Demonetization of High Denomination Currency Notes and Its Impact on the Indian Economy


On November 8th, 2016, Government of India announced its decision to demonetize or ban old currency notes of INR 500 and INR 1,000 in circulation. This move was taken to curb “black money and counterfeit notes used by terrorist organizations for illegitimate activities” in the economy. These two currency notes account for 86% of all the currency in circulation.

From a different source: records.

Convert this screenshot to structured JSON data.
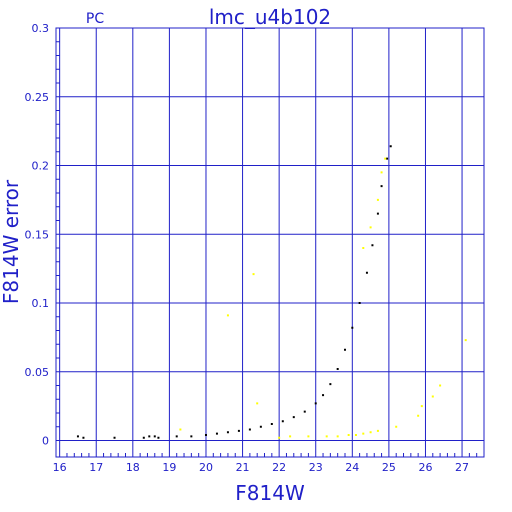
{
  "chart_data": {
    "type": "scatter",
    "title": "lmc_u4b102",
    "subtitle": "PC",
    "xlabel": "F814W",
    "ylabel": "F814W error",
    "xlim": [
      15.9,
      27.6
    ],
    "ylim": [
      -0.012,
      0.3
    ],
    "grid": true,
    "x_ticks": [
      16,
      17,
      18,
      19,
      20,
      21,
      22,
      23,
      24,
      25,
      26,
      27
    ],
    "y_ticks": [
      0,
      0.05,
      0.1,
      0.15,
      0.2,
      0.25,
      0.3
    ],
    "series": [
      {
        "color": "#000000",
        "points": [
          [
            16.5,
            0.003
          ],
          [
            16.65,
            0.002
          ],
          [
            17.5,
            0.002
          ],
          [
            18.3,
            0.002
          ],
          [
            18.45,
            0.003
          ],
          [
            18.6,
            0.003
          ],
          [
            18.7,
            0.002
          ],
          [
            19.2,
            0.003
          ],
          [
            19.6,
            0.003
          ],
          [
            20.0,
            0.004
          ],
          [
            20.3,
            0.005
          ],
          [
            20.6,
            0.006
          ],
          [
            20.9,
            0.007
          ],
          [
            21.2,
            0.008
          ],
          [
            21.5,
            0.01
          ],
          [
            21.8,
            0.012
          ],
          [
            22.1,
            0.014
          ],
          [
            22.4,
            0.017
          ],
          [
            22.7,
            0.021
          ],
          [
            23.0,
            0.027
          ],
          [
            23.2,
            0.033
          ],
          [
            23.4,
            0.041
          ],
          [
            23.6,
            0.052
          ],
          [
            23.8,
            0.066
          ],
          [
            24.0,
            0.082
          ],
          [
            24.2,
            0.1
          ],
          [
            24.4,
            0.122
          ],
          [
            24.55,
            0.142
          ],
          [
            24.7,
            0.165
          ],
          [
            24.8,
            0.185
          ],
          [
            24.95,
            0.205
          ],
          [
            25.05,
            0.214
          ]
        ]
      },
      {
        "color": "#ffff00",
        "points": [
          [
            19.3,
            0.008
          ],
          [
            20.6,
            0.091
          ],
          [
            21.3,
            0.121
          ],
          [
            21.4,
            0.027
          ],
          [
            22.0,
            0.002
          ],
          [
            22.3,
            0.003
          ],
          [
            22.8,
            0.003
          ],
          [
            23.3,
            0.003
          ],
          [
            23.6,
            0.003
          ],
          [
            23.9,
            0.004
          ],
          [
            24.1,
            0.004
          ],
          [
            24.3,
            0.005
          ],
          [
            24.5,
            0.006
          ],
          [
            24.7,
            0.007
          ],
          [
            25.2,
            0.01
          ],
          [
            25.8,
            0.018
          ],
          [
            25.9,
            0.025
          ],
          [
            26.2,
            0.032
          ],
          [
            26.4,
            0.04
          ],
          [
            27.1,
            0.073
          ],
          [
            24.3,
            0.14
          ],
          [
            24.5,
            0.155
          ],
          [
            24.7,
            0.175
          ],
          [
            24.8,
            0.195
          ],
          [
            24.9,
            0.205
          ]
        ]
      }
    ]
  }
}
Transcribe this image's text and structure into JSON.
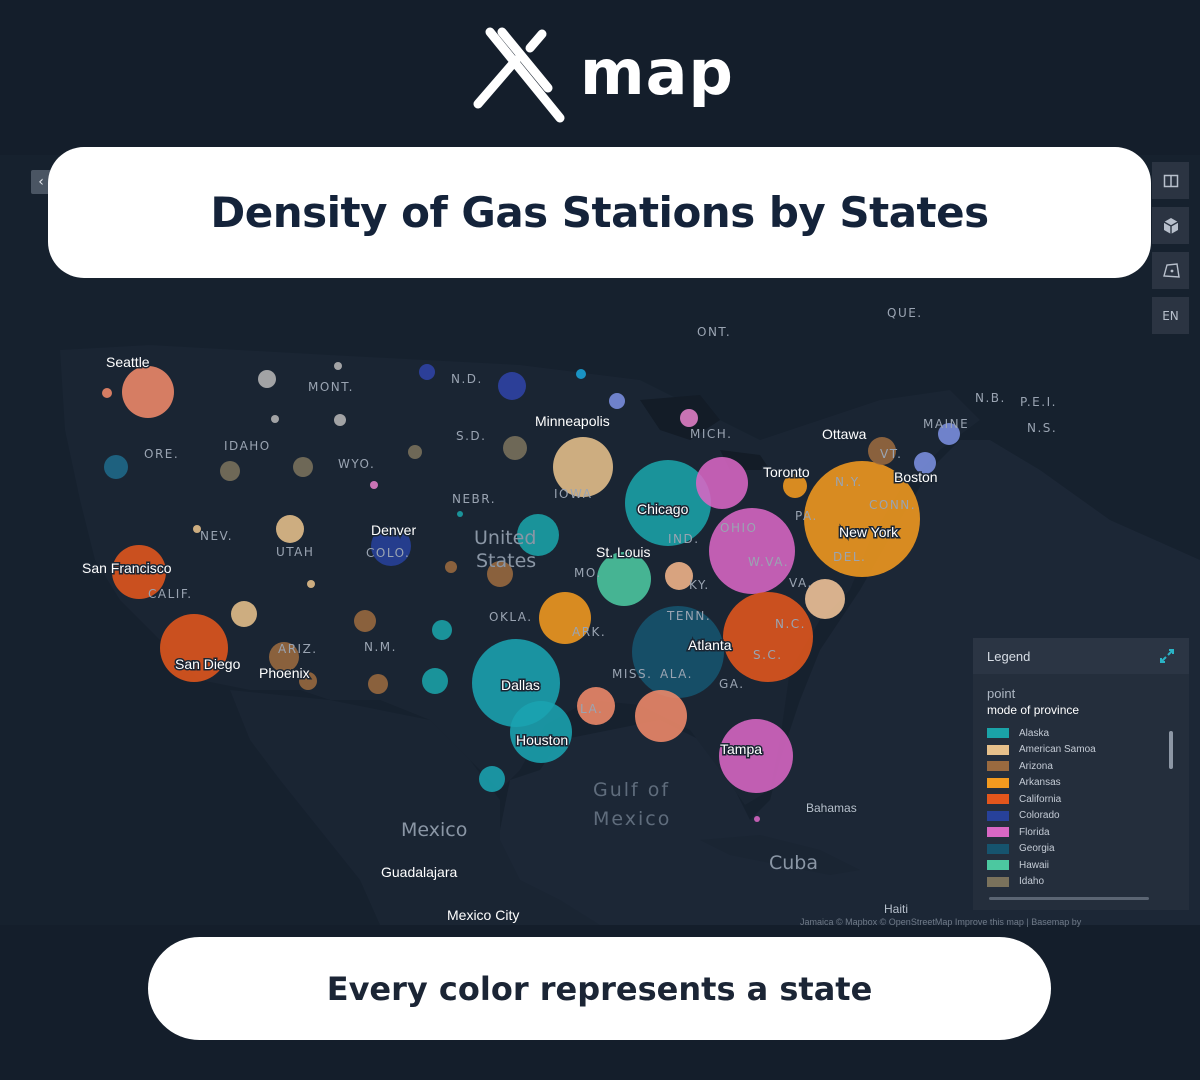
{
  "brand": {
    "name": "map",
    "logo_icon": "x-logo-icon"
  },
  "title": "Density of Gas Stations by States",
  "subtitle": "Every color represents a state",
  "toolbar": {
    "items": [
      {
        "icon": "split-panel-icon",
        "label": ""
      },
      {
        "icon": "3d-cube-icon",
        "label": ""
      },
      {
        "icon": "polygon-draw-icon",
        "label": ""
      },
      {
        "icon": "language",
        "label": "EN"
      }
    ]
  },
  "legend": {
    "title": "Legend",
    "layer": "point",
    "field": "mode of province",
    "items": [
      {
        "label": "Alaska",
        "color": "#1aa3a8"
      },
      {
        "label": "American Samoa",
        "color": "#e6c08b"
      },
      {
        "label": "Arizona",
        "color": "#9a6a3f"
      },
      {
        "label": "Arkansas",
        "color": "#f39a1f"
      },
      {
        "label": "California",
        "color": "#e3561c"
      },
      {
        "label": "Colorado",
        "color": "#27419a"
      },
      {
        "label": "Florida",
        "color": "#d867c4"
      },
      {
        "label": "Georgia",
        "color": "#16546e"
      },
      {
        "label": "Hawaii",
        "color": "#4cc8a0"
      },
      {
        "label": "Idaho",
        "color": "#7a725c"
      }
    ]
  },
  "attribution": "Jamaica © Mapbox © OpenStreetMap Improve this map | Basemap by",
  "map_labels": {
    "cities": [
      "Seattle",
      "San Francisco",
      "San Diego",
      "Phoenix",
      "Denver",
      "Minneapolis",
      "Chicago",
      "St. Louis",
      "Dallas",
      "Houston",
      "Atlanta",
      "Tampa",
      "New York",
      "Toronto",
      "Ottawa",
      "Boston",
      "Guadalajara",
      "Mexico City",
      "Bahamas",
      "Haiti"
    ],
    "states": [
      "MONT.",
      "IDAHO",
      "ORE.",
      "WYO.",
      "NEV.",
      "UTAH",
      "COLO.",
      "CALIF.",
      "ARIZ.",
      "N.M.",
      "N.D.",
      "S.D.",
      "NEBR.",
      "IOWA",
      "MO.",
      "OKLA.",
      "ARK.",
      "LA.",
      "MISS.",
      "ALA.",
      "GA.",
      "TENN.",
      "KY.",
      "IND.",
      "OHIO",
      "W.VA.",
      "VA.",
      "N.C.",
      "S.C.",
      "PA.",
      "N.Y.",
      "CONN.",
      "DEL.",
      "VT.",
      "MAINE",
      "MICH.",
      "ONT.",
      "QUE.",
      "N.B.",
      "P.E.I.",
      "N.S."
    ],
    "countries": [
      "United",
      "States",
      "Mexico",
      "Cuba"
    ],
    "water": [
      "Gulf of",
      "Mexico"
    ]
  }
}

The move to demonetize High Denomination Currency notes has massively impacted lives of almost every Indian according to the market info. This has also hampered the economic activities around the country. A recent report from Deutsche Bank estimates that Indian real GDP growth is likely to slow down to 6.5% in the current fiscal year due to demonetization. Major implications of this demonetization are mentioned below:

Cash-less Economy

India is predominantly a “cash-based” economy, with 98% of all consumer transactions conducted in cash, in terms of volume, and over 85% of workers receiving their wages in cash. This move is also expected to propagate the notion of “Digital India” mission undertaken by government to make transition smoother from a cash-based economy to a “cash-less” economy.

Increasing Tax Revenue

In addition, India is essentially a very poor nation in international standards with annual per capita GDP of below US$1,600 in 2015, as data from World Bank suggests. By forcing people with illegal cash holdings to deposit such cash holdings into bank accounts and pay taxes is intended to increase tax revenue to the government. These tax revenues can then be utilized to finance better public infrastructure as well as other social welfare programs for the poorest sections of the society.

Effectiveness of the Move

Former RBI Governor, Raghuram Rajan, had pointed out during a conference in 2014 that demonetization has limited positive effects. He also mentioned that it would be helpful for the Indian economy to have a better tax regime to achieve positive long run sustainable effects.

For its direct implications, this decision by the Indian government is intended to curb out the black money in circulation. This will only affect unaccounted cash that is held in cash. That is, it will not have any impact on the black money that is held in the form of assets such as gold or property, and foreign currency denominations. In addition, this will have minimal effect on lowering the corruption or to increase the tax revenue in the long run.


This demonization program is expected to help government to tackle black money and counterfeited currency notes in the economy, but only to some degree according to market research. This program is expected to bring positive impact for the Indian economy, including lowering interest rates, lowering inflation in the medium run, and higher taxation revenue in the short run, and reduced tax burden. However, the Indian government will need to work on several other transparent policies and a better tax system to achieve its goals of rooting out black money and eventually the parallel economy.